The idea of 344 single-point failures is eye-popping, but the reason engineers make lists is to limit and mitigate the risk of failure. They can test components for thousands of hours under an array of conditions. They can run simulations to watch how different processes will unfold under various circumstances — some of them likely not and many of them will not allow the mirror to unfold. What's more difficult to prepare for is the unexpected.
For example, it's possible that the string of delays, which were meant to ensure Webb's safety, could actually put its success in peril. "Each one of those may introduce a little bit of uncertainty," McNally said.
The Galileo probe also faced years of setbacks before it was launched.

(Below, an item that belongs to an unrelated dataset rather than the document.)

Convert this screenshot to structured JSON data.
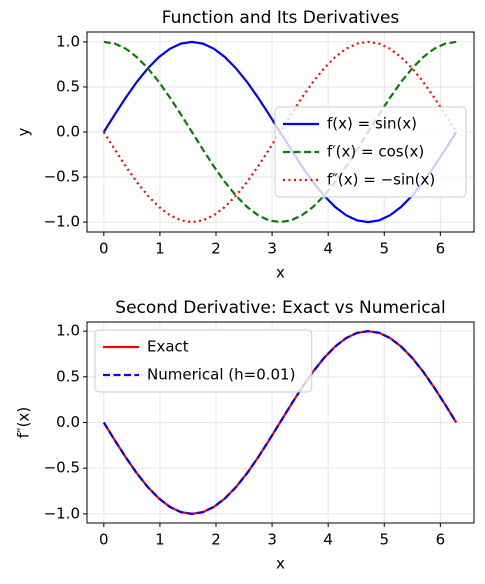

After the Challenger accident, the probe was transported and placed in storage. At some point in that process, lubricant was rubbed off of three ribs that enabled one of the craft's antennas to extend. When Galileo tried to deploy the antenna, it got stuck. Scientists and engineers spent nearly four years devising a workaround. "Nobody said, 'we're storing it or moving it back and forth, that lubrication is going to be gone.' It was something that they found after the fact."
And yet, it's likely to work
It’s true that Webb has a lot of single-point failures. A lot. However, it’s important to note that single-point failures aren’t necessarily bad. A car, for instance, only has one way to steer. “If the steering wheel goes out, we don't have any way to maneuver the car," McNally said. It's a single-point failure we accept because carmakers "make the steering system very reliable." The brakes, by contrast, are supported by a backup system: the emergency brake.
"You have to accept that these failures can affect overall performance and mission success," McNally said, but “you go through reliability testing [and] simulation analysis... in order to gain confidence that that's not going to happen.” Most of the decisions, judgment calls, and tests that will collectively determine Webb’s success have already been made. Now, all we can do is sit tight, hold our breath, and wait for the images that may — just maybe — help researchers rewrite the history of our universe and reimagine our place in the cosmos.